Shower : Douche tiède
Cinéma

Shower : Douche tiède

Il était une fois, en Chine, un homme moderne. Dans le bourdonnement urbain, il vivait à la hâte de crainte que son existence ne lui file entre les doigts. Da Ming est de ceux que l’on désigne, sans plus de précisions, comme des  businessmen.

Il était une fois, en Chine, un homme moderne. Dans le bourdonnement urbain, il vivait à la hâte de crainte que son existence ne lui file entre les doigts. Da Ming était de ceux que l’on désignait, sans plus de précisions, comme des businessmen. Le titre résume la fonction: c’était un homme pressé. Toujours est-il que cet homme n’était quand même pas tombé d’un arbre, il avait un père et même un frère.
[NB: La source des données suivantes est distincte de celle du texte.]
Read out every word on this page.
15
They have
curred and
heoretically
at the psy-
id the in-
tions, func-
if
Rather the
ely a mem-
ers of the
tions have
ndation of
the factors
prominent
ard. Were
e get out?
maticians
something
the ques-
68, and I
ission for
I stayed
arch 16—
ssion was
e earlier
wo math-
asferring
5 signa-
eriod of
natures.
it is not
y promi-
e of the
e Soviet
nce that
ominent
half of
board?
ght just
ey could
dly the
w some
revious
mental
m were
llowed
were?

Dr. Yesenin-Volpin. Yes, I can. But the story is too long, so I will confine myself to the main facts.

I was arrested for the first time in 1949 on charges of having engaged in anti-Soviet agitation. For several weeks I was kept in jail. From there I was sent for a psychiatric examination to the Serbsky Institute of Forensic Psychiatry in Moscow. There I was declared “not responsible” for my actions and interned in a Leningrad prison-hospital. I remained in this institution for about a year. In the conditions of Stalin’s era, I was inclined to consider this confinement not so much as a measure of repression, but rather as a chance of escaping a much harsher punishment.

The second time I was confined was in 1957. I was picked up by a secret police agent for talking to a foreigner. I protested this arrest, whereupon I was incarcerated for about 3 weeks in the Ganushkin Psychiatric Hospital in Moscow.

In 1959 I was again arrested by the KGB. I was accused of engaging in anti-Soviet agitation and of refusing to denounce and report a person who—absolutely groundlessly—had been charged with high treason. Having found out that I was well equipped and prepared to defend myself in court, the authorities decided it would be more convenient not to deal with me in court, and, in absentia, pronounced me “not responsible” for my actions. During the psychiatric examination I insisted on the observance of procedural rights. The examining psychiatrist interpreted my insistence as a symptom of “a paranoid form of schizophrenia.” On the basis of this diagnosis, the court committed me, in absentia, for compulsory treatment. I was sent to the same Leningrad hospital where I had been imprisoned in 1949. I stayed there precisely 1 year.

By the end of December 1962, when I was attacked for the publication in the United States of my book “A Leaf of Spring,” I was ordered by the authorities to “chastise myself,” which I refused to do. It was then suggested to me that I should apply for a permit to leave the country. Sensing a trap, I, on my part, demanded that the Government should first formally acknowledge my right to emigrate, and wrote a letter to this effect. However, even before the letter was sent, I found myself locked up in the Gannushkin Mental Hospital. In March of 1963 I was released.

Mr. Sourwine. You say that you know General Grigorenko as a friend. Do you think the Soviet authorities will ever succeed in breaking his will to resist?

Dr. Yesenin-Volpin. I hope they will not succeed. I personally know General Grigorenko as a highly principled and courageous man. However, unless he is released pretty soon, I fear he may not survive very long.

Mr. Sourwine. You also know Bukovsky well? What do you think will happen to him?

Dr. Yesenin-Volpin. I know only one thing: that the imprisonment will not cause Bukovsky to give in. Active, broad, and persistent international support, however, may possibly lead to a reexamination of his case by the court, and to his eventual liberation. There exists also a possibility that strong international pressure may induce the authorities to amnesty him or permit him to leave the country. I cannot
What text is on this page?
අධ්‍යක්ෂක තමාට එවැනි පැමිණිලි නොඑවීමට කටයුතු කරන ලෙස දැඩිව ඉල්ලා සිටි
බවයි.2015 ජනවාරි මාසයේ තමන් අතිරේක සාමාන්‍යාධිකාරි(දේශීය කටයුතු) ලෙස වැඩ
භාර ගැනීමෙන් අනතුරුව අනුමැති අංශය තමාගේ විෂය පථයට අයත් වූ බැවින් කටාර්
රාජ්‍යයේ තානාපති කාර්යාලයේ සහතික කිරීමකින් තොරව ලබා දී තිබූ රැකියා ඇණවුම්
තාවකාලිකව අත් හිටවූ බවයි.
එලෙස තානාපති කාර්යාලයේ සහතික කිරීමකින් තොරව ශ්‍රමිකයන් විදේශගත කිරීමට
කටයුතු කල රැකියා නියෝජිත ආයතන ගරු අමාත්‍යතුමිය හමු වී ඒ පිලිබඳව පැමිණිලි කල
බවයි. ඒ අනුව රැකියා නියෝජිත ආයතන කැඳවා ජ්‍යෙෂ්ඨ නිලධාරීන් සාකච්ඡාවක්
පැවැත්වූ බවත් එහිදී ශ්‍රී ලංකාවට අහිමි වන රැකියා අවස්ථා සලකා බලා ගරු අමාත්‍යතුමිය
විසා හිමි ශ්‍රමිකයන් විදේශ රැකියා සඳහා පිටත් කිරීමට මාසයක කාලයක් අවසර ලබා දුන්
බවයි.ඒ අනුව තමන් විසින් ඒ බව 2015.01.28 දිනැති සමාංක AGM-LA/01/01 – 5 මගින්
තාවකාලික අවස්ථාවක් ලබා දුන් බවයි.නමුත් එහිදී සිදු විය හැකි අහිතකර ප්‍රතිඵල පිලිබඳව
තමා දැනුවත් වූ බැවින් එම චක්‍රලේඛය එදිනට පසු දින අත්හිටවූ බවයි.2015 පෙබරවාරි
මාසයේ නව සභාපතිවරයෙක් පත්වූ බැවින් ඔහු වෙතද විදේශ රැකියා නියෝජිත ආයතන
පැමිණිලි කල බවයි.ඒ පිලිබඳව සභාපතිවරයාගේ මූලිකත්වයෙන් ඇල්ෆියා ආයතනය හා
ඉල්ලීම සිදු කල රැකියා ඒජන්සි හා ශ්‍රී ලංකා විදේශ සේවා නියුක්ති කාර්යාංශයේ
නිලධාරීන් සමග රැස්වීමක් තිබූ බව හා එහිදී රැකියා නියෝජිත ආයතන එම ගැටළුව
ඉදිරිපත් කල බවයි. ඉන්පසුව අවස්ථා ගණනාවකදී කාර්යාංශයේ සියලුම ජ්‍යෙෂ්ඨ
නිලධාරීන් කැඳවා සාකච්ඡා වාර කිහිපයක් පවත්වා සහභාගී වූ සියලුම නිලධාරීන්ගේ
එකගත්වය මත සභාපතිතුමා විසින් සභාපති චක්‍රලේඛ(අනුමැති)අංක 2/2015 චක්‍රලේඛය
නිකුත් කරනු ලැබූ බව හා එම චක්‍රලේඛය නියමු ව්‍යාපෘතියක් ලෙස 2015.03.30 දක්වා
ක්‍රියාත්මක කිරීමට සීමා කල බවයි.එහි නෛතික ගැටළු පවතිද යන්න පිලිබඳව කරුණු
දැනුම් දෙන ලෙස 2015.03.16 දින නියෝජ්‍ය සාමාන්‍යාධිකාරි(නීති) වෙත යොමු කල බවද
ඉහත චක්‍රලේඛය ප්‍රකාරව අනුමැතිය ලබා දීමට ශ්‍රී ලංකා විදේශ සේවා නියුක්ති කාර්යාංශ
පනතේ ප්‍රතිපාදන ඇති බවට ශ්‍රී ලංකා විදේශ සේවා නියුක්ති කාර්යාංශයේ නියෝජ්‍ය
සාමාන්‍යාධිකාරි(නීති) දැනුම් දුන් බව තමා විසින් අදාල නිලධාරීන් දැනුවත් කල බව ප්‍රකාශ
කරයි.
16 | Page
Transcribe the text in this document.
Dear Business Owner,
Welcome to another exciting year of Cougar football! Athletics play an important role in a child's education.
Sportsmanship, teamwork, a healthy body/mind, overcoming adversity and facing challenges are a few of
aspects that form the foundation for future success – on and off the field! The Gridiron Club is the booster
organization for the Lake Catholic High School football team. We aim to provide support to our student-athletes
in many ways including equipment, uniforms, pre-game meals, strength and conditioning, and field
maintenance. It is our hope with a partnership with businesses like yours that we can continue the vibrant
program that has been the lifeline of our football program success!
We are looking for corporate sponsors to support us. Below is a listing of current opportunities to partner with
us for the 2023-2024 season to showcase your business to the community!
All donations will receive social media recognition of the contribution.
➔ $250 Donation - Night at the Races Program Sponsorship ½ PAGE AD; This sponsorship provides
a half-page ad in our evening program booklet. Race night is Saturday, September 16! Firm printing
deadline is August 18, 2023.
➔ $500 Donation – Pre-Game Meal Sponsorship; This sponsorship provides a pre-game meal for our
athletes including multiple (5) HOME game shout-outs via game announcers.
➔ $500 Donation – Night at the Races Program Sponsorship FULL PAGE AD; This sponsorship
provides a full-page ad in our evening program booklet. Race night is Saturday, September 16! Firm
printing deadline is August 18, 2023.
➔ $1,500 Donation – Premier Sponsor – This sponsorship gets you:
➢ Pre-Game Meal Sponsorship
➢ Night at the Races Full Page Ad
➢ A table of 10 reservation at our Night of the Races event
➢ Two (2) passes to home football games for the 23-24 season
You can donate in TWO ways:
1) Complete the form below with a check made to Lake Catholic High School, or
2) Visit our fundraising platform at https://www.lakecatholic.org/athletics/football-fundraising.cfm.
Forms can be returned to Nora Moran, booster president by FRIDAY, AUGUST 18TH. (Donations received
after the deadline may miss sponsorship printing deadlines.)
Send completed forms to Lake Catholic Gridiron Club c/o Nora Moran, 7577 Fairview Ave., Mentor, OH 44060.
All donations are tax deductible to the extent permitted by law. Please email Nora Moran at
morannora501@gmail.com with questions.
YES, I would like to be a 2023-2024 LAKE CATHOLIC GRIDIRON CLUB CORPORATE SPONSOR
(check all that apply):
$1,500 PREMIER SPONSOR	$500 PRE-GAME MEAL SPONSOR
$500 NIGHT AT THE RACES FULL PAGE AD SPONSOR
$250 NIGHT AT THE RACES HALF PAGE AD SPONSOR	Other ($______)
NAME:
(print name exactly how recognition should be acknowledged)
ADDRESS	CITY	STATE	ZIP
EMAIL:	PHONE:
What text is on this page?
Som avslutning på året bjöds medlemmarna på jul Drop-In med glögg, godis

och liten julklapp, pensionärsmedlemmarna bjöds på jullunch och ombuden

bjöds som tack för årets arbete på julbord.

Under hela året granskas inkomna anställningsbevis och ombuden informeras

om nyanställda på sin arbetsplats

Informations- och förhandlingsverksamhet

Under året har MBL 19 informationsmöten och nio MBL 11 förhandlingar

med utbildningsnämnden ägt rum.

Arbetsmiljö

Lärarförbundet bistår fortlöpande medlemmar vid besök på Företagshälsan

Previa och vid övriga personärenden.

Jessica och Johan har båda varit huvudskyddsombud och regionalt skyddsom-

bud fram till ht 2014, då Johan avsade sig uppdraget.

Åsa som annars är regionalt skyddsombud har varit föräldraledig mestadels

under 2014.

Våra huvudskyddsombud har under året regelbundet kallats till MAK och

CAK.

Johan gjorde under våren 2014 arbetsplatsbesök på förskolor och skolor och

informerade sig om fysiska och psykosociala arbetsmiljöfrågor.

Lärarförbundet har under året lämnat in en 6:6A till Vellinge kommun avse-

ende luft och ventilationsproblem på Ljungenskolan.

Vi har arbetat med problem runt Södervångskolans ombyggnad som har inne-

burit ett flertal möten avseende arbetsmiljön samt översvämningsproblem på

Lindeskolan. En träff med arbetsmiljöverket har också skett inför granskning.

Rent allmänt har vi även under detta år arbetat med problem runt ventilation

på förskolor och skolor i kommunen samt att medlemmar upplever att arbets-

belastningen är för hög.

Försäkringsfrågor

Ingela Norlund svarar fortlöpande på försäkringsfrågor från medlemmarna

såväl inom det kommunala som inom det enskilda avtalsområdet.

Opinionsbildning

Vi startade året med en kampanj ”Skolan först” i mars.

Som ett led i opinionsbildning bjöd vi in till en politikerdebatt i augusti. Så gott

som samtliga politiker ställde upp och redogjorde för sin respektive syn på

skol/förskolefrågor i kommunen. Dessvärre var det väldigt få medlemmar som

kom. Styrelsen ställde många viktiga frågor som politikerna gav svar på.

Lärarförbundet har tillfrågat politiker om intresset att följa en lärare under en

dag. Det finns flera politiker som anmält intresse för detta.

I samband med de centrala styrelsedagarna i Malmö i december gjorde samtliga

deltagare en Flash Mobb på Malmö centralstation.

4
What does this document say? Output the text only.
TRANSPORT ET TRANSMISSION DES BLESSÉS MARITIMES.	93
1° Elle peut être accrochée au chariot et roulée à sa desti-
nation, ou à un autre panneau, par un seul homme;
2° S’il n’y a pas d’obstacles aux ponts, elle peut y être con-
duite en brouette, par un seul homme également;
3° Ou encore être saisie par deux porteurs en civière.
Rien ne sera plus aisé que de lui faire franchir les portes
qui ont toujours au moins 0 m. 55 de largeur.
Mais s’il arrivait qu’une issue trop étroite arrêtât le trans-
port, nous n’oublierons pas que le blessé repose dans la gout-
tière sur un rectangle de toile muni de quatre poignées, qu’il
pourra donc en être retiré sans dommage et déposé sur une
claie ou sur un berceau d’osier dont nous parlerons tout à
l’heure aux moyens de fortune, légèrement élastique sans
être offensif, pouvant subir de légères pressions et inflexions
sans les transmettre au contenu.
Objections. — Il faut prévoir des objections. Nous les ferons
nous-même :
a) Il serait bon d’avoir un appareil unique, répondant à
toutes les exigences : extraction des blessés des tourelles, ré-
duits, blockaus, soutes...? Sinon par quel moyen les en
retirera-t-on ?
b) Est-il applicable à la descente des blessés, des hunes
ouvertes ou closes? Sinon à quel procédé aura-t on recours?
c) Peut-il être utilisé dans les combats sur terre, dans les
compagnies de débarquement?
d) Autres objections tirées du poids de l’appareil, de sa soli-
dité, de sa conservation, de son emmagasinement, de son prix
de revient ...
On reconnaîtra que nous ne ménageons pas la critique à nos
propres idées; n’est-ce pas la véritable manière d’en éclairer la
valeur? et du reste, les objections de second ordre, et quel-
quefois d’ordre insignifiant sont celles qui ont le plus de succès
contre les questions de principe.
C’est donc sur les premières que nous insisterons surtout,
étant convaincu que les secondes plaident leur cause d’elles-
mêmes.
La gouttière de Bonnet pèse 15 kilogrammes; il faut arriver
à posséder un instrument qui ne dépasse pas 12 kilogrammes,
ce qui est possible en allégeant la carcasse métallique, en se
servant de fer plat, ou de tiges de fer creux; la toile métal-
Un port d’attache qui le sortait de l’anonymat. Un détail pour lui rappeler sa condition d’être social. Sauf que ses congénères étaient enracinés bien loin. Contrairement à lui, ils avaient eu le réflexe paresseux de rester là où ils étaient nés, dans un monde où les traditions en sursis redoutent l’émancipation moderniste.

Telle est donc la proposition du cinéaste chinois Zhang Yang: confronter les deux réalités pour mieux scruter les fissures de la modernité. Pour illustrer la chose, il a choisi l’univers des bains publics, lieu idéal pour la fainéantise et les prélassements improductifs. Dans des grands bassins fumants (que l’on nomme abusivement bains "turcs" malgré leur occurrence dans tout l’Orient), se prélassent des êtres oisifs et heureux. De quoi faire frémir celui qui considère déjà comme de trop les quelques minutes passées à se savonner le matin. C’est en quelque sorte la réaction muette de Da Ming (Quanxin Pu) lorsqu’il débarque à l’improviste chez son père, maître Liu (Xu Zhu), tenancier respecté d’un établissement de bain public.

Après tant d’années d’absence, notre homme moderne est foudroyé par un tel archaïsme et reste, au départ, imperméable au charme des rapports fraternels qui lient les clients accoutumés. Et pourtant le tableau est fort touchant: tous d’un âge bien avancé, des hommes réchauffent leurs vieux os dans une eau bouillante; d’autres se font malaxer les muscles, une mini-radio fredonnant un air d’opéra chinois soudée à l’oreille; alors que sur le banc voisin, des éleveurs acharnés se livrent à des combats de grillons. Et leur fidélité ne se dément pas: jour après jour, ils reviennent pour siroter leur thé, rafistoler des amitiés malmenées et échanger des ragots. L’hygiène est presque secondaire devant la vocation sociale.

Shower, récipiendaire de nombreux prix au fil des festivals, est de ces films gentillets que l’on regarde avec compassion en se désolant de l’effritement des "belles" valeurs. Mais, pour être marquant, il eût fallu que le film fasse preuve d’une mise en scène plus aiguisée, là où le cinéaste nous sert un enchaînement redondant et un brin conciliant. La conversion de l’homme moderne aux joies simples et la complicité retrouvée avec les siens, on voyait venir ça de loin. Pareil pour la naïveté forcée du fils cadet du tenancier, un débile léger. Ou encore la pédanterie de cet amateur d’opéra qui beugle sans relâche sous la douche un "O sole mio" irritant. Bref, une démarche pesante par moments, mais qui se laisse facilement pardonner, vu la charge du témoignage. Le film, superbement photographié, a en effet valeur d’archives puisque l’établissement qui servit au tournage a été froidement rasé, dès le départ des caméras. Difficile d’arrêter un rouleau compresseur en marche.